Dieser leere Raum, von dem er mit ironischer Anpassung an des Parmenides »ἔστι γὰρ εἶναι, μηδὲν δ΄ οὐκ ἔστι« (Es gibt ein Sein, ein Nichtsein gibt es nicht) sagt, dass er das Nichts ist, ermöglicht alles wirkliche Sein der Aussenwelt. Aristoteles, Metaph. I, 4, 985b: Λευκιππος δε και ὁ ἑταιρος αυτου Δημοκριτος στοιχεια μεν το πληρες και το κενον ειναι φασι, λεγοντες τι μεν ον το δε μη ον, το 'των δε τι μεν πληδες και στερεον το ον, το δε κενον γε και μανον το μη ον, αιτια δε των οντων ταιτα ως ὑλην. Leukipp und Demokrit, sein Genosse, erklären das Volle und das Leere als die Elemente und nennen jenes das Seiende, dieses das Nichtseiende, und diese beiden sind die Ursache, der Stoff, alles Wahrnehmbaren. Ja mit bewundernswerter Kühnheit der Spekulation sagt Demokrit: »το δεν ον μαλλον εστι η το μηδέν.« Das Nichts ist ebenso existenzberechtigt als das »Ichts«.
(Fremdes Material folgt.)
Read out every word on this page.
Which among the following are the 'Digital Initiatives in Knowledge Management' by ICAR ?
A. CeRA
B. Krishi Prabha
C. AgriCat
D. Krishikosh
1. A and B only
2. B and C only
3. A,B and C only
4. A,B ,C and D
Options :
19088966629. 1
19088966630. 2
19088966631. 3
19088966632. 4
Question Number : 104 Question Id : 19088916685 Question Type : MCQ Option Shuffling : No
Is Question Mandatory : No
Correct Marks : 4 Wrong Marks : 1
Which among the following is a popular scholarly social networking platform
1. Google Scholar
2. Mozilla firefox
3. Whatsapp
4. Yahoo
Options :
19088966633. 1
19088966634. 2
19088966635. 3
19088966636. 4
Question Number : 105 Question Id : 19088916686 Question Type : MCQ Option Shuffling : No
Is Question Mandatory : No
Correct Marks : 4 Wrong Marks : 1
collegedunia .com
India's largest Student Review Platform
Wie das Atom nichts anderes ist als das Differential, der Ursprung der Masse, so ist dieses »μηδέν« nichts anderes, als das Differential, der Ursprung des Raumes. Dass dies keine leere Vermutung ist, dass Demokrit als der erste erreichbare Urheber der Differentialrechnung anzusehen ist, dafür haben wir jetzt einen Beweis in dem 1907 von Heiberg aus dem Palimpsest entzifferten »εφόδιον« (so viel wie Methode) des Archimedes, welche H. Zeuthen übersetzt hat. Die Formel für das Volumen der Pyramide und des Kegels, die nach der Angabe des Archimedes von Eudoxos streng d. h. euklidisch bewiesen, die habe, steht im Ephodion, Demokrit gefunden aber nicht bewiesen d. h. nicht streng, grade so wie Archimedes seine mit Differentialrechnung gefundenen Formeln nur für wahrscheinlich aber nicht für streng bewiesen erachtet. Das Verfahren des Demokrit kann kein anderes gewesen sein als das des Cavalieri, das Volumen ist das Integral, die Summe der unzählig vielen unendlich kleinen Prismen, deren Grundflächen die veränderlichen Querschnitte sind. Man vergleiche dazu die Angabe Plutarchs, Diels Fragmente 155 (auch Anmerkung S. 723): »Es machte ihm nämlich die Frage Schwierigkeiten, ob, wenn man einen Kegel parallel der Basis durchschnitte, die so entstehenden Schnittflächen einander gleich seien oder nicht. Schon Aristoteles hat darauf hingewiesen, wie stark mathematisch durchtränkt die Lehre des Demokrit gewesen, der sich, Plutarch zufolge, rühmte, selbst die Ägyptischen Harpedonapten in der Reisskunst zu übertreffen. Bisher schwebte diese Angabe in der Luft, jetzt ist sie durch den Palimpsest bestätigt worden. Ich mache auch auf den uns erhaltenen Titel der Schrift: περι διαφορης γνωμης η περι ψαυσεως κυκλου και σφαιρας und auf seinen Einfluss auf Archimedes und dadurch auf Galilei aufmerksam. Dass sich Demokrit eingehend mit dem Problem der Kontinuität beschäftigt hat geht aus dem erhaltenen Titel der verlorenen Schrift: περι αλογων γραμμων και ναστων (über irrationale Strecken und das Kontinuum) hervor.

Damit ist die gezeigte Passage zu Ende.